Quantum computing is one of those technologies where real-world applications always seem to lie just over the horizon. The next big thing is announced before quickly becoming a forgotten article from yesterday's news, and the world moves on and forgets all about quantum computing. Until the next time. However, behind the scenes, these breakthroughs are not forgotten, and according to IBM, there is now a clear roadmap to building a practical and fault-tolerant quantum computer. IBM, one of the most important names in computer history, says its Quantum Starling computer will be running by 2029, and they expect it to perform 20,000 times more operations than current quantum computers. 

To get a sense of how this increase compares to traditional computers, we can examine another IBM Starling statistic. Simulating the computational state of the Starling would require the memory of a staggering quindecillion of the world's supercomputers (that's 10 followed by 48 zeros!). Perhaps "Startling" would have been a more appropriate name. According to IBM CEO Arvind Krishna, "IBM is charting the next frontier in quantum computing." However, only time will tell if this is the real breakthrough that will finally see quantum computing emerge over the horizon and into real-world applications.
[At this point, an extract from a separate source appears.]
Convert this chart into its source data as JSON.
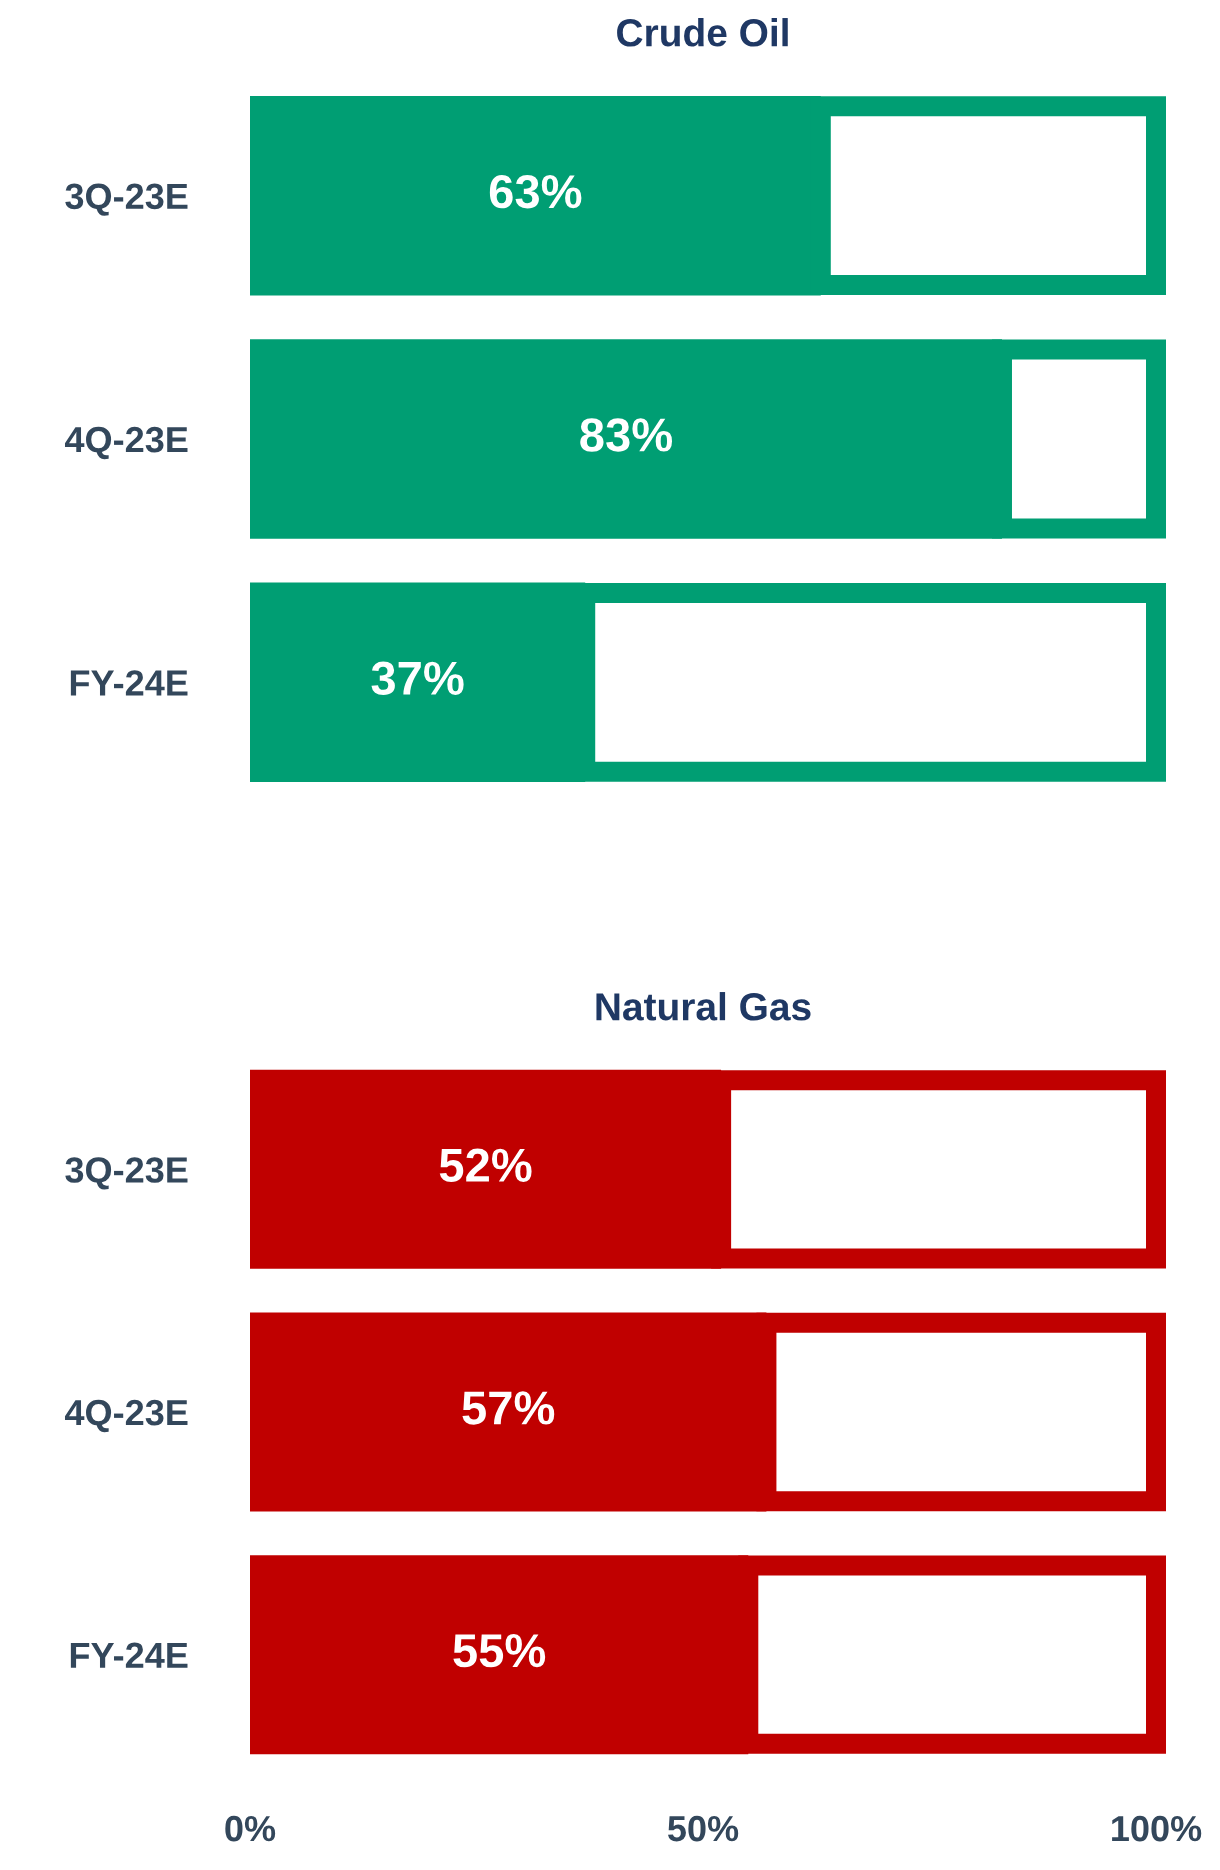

Let's have a closer look at IBM's quantum roadmap and the route to a practical, fault-tolerant, and scalable quantum computer. 

The Quantum Starling computer is one of the main goals of IBM's quantum computing roadmap. The system is currently being built at IBM's facility in Poughkeepsie, New York. The large-scale, fault-tolerant computer is expected to be capable of running 100 million quantum operations using 200 logical qubits. To achieve this, IBM has set out a series of goals beginning in 2025 with the delivery of a series of quantum and high-performance computing tools (HPC) that will run on a new quantum processor called Nighthawk. By 2026, IBM aims to enable the first instance of "quantum advantage" using a quantum/HPC hybrid computer (Quantum advantage is a broad term that defines a point where quantum computers outperform classical computers.) 

The main goal for 2027 and 2028 is to improve the circuit quality to 15,000 gates and for development to continue with the ambition of delivering Starling by 2029. However, this is not the end of the company's roadmap. The Starling is to be the foundation for the next step up — the IBM Quantum Blue Jay — a machine that is expected to be able to perform a billion quantum operations over 2,000 logical qubits. This is expected to happen from 2033 onwards. These are bold goals — but to understand what they mean, it helps to step back and look at how quantum computing actually works. What exactly is a qubit, and why is it so different from the bits we know?

You don't have to be a physicist or a mathematician to understand quantum computing, but it certainly helps. However, let's see if we can break down the fundamentals of quantum computing into simple terms. Traditional computers are digital machines where a "bit" is represented by one of two states — it can either be a one or a zero. Quantum computers use qubits, which can also be a one or a zero — but with a twist. Thanks to a property called superposition, a qubit can be both at the same time. On top of that, qubits can become entangled, meaning the state of one qubit is linked to the state of another. (Best not to ask why — it's just one of those weird quantum things.)  While this may sound abstract, things get interesting when qubits work together. 

When qubits are entangled, the information they can hold grows exponentially. For example, two qubits can represent four different combinations at once, three qubits can represent eight, and so on. By the time you have 100 qubits, the number is astronomical, and this is what makes quantum computers so powerful and incredibly fast. While you're unlikely to be rushing out to buy the latest qubit iPhone any time soon, IBM expects real-world applications of such processing power to include advances in "drug development, materials discovery, chemistry, and optimization."